I have a confession: I've been kind of avoiding reading about those 19 incredible, brave Arizona firefighters who lost their lives battling a wildfire this weekend. Sometimes I don't feel capable of taking in any more sad news or tragedy. But when I read that before firefighter Andrew Ashcraft died along with his 18 fellow heroes, Ashcraft texted a photo to his wife and four children, I couldn't help myself.
The photo he sent shows Ashcraft's fellow members of the elite Granite Mountain Hotshots crew setting up camp for a lunch break. You can see smoke from the Yarnell Hill fire in the background; the very fire that took their lives not much later.
But even more haunting to me is the everyday-ness of Ashcraft's texts with his wife and children.
"I'd love to be in a swimming pool right now," Ashcraft texted after his wife Juliann sent him a photo of their four little children at the town pool. And when his 4-year-old daughter told her daddy it had started raining, and she wished he could see it, he replied: "We could really use a little rain down here."
Those were Ashcraft's final words to his family.
It's absolutely heartbreaking. But more than just making me cry, it reminds me of what an incredible sacrifice not only people like Ashcraft are will to make, but that their loved ones are also willing to make. Those who take jobs like fighting fires, or fighting crime, or fighting wars, are so brave and admirable, but so are their spouses. I can't imagine what it's like to know that your beloved is facing death and danger even once -- let alone on a regular basis.
Ashcraft's widow, who is now a single mother to four fatherless children, said that her husband quit his electrical engineering job three years ago because Ashcraft wanted to do something more meaningful with his life. That must have been a big decision for their family, but it's one that Juliann was willing to make because she not only believed in her husband, she believed in the importance of what he was willing to die for. Photos of the Ashcrafts before this tragedy show what a sweet, loving family they were.

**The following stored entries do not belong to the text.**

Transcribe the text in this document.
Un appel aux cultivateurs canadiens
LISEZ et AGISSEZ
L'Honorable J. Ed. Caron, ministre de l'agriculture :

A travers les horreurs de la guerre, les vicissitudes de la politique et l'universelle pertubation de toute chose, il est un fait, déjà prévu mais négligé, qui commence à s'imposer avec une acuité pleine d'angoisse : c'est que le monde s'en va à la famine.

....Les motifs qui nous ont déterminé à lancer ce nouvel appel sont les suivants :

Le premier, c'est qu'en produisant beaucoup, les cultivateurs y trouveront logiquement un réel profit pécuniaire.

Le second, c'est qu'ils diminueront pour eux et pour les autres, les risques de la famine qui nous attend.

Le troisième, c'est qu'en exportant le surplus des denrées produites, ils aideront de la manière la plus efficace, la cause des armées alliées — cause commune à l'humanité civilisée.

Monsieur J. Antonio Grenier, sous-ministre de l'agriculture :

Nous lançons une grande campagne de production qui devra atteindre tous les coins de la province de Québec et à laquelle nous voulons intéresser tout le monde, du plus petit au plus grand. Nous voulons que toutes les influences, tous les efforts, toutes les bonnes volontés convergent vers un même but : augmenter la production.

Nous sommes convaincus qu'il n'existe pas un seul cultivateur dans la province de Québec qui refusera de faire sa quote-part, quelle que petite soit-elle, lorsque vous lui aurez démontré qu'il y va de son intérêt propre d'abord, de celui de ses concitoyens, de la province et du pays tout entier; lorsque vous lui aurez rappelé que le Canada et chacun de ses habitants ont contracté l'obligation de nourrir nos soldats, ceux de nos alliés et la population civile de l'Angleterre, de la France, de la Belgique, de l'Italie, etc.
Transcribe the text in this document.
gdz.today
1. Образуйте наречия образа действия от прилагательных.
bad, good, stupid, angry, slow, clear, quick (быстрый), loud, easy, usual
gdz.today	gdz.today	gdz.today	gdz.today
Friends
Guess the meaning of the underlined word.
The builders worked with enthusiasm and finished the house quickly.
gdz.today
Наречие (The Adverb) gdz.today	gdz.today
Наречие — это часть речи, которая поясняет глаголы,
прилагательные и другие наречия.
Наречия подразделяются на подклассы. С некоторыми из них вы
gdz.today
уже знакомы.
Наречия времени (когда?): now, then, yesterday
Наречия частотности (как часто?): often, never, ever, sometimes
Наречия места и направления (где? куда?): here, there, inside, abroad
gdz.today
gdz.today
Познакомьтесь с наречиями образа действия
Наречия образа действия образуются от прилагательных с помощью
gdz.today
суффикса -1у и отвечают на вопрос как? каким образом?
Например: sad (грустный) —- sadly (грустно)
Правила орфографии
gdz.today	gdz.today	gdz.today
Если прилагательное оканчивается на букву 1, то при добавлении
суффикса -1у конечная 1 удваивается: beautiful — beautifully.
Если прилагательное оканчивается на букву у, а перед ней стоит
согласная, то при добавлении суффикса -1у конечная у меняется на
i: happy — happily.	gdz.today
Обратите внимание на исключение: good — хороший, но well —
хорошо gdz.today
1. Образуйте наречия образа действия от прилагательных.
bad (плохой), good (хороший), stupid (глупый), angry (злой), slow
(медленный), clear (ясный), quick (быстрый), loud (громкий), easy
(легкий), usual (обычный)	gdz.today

When Juliann stopped getting replies to her texts that fateful day, she must have known that her worst nightmare was coming true -- a feeling that so many others have to face in the name of keeping the world that much safer for the rest of us.
Thank you, Juliann Ashcraft. You -- and all the mourning family members of the lost Granite Mountain Hotshots -- are just as much a hero to me as your brave, beautiful husband.
Do you have a loved one who puts his or her life on the line? How do you cope?